Lia Valls afirma que estreitar laços comerciais com vizinhos "faz parte da agenda de liderança regional que o Brasil sempre buscou", acrescentando que "é natural que o comércio seja maior entre parceiros geográficos" por uma questão de logística. Porém ela destaca que, quando se avalia exportações, é preciso estar atento à relação entre quantum e preços. O primeiro é o indicador do volume de exportações, enquanto o segundo representa o valor dos produtos. Ela afirma que o aumento real é medido pelo quantum.
"A gente trabalha com volume, porque às vezes o aumento é só [no] preço. Na América do Sul, o quantum [das exportações brasileiras] cresceu 34% e os preços 17%. Então, em termos de volume, para a América do Sul o crescimento foi bem maior [em 2021 em relação a 2020]", explica Valls.
Nesse ponto, ela destaca a importância da parceria comercial com a Argentina. "Se eu olho para a América do Sul, com dados de janeiro a julho de 2022, o principal país é a Argentina, que foi o destino de 36% do que o Brasil exportou", explica a pesquisadora, acrescentando que muitas dessas exportações "foram puxadas pelo setor automotivo".

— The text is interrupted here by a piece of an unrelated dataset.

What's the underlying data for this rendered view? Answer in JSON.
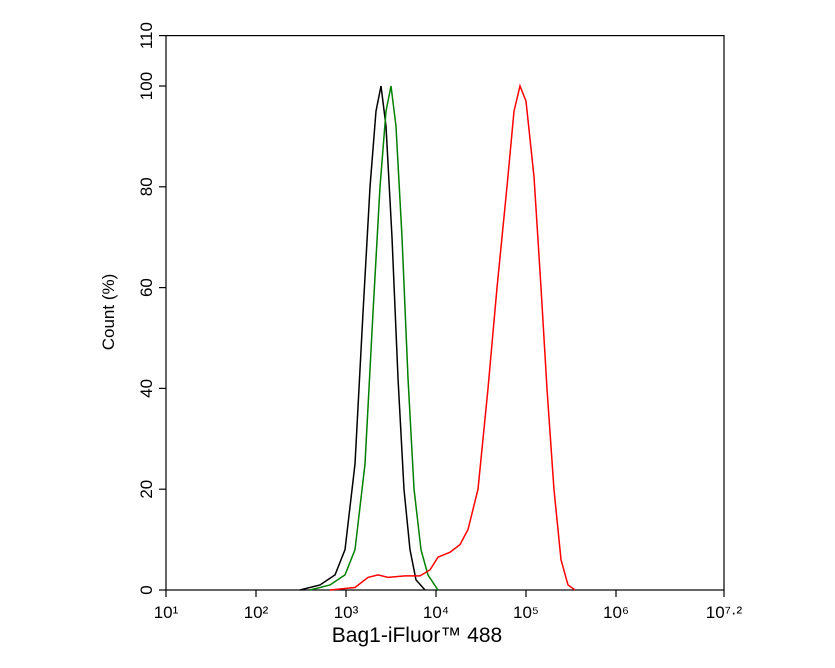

Além da Argentina, outro país que registrou um bom número para as
exportações brasileiras foi a Venezuela. Em 2012, o fluxo das exportações brasileiras para o país superava a marca de US$ 5 bilhões (R$ 25,6 bilhões). Com a crise econômica e política na Venezuela, esse fluxo caiu, chegando a US$ 420 milhões (R$ 2,1 bilhões) em 2019. Porém, em 2021, as exportações brasileiras para o país chegaram à marca de US$ 1 bilhão (R$ 5,1 bilhões).
Questionado sobre esse avanço, Sobral aponta que a crise entre Rússia e Ucrânia abriu uma janela de oportunidade a Caracas.
"A Venezuela tem superado o bloqueio cambial que ela sofreu por parte dos EUA e do Reino Unido. Ela teve reservas em ouro apreendidas pelo Reino Unido de forma ilegal, teve pagamentos de petróleo não realizados, sofreu ataques especulativos contra sua moeda, fazendo com que se desvalorizasse imensamente. Essa é a origem central da crise venezuelana", destaca Sobral, acrescentando que "o país, no entanto, tem conseguido romper esse bloqueio cambial, inclusive com a ajuda do Irã, que permitiu que ela retomasse sua extração de petróleo".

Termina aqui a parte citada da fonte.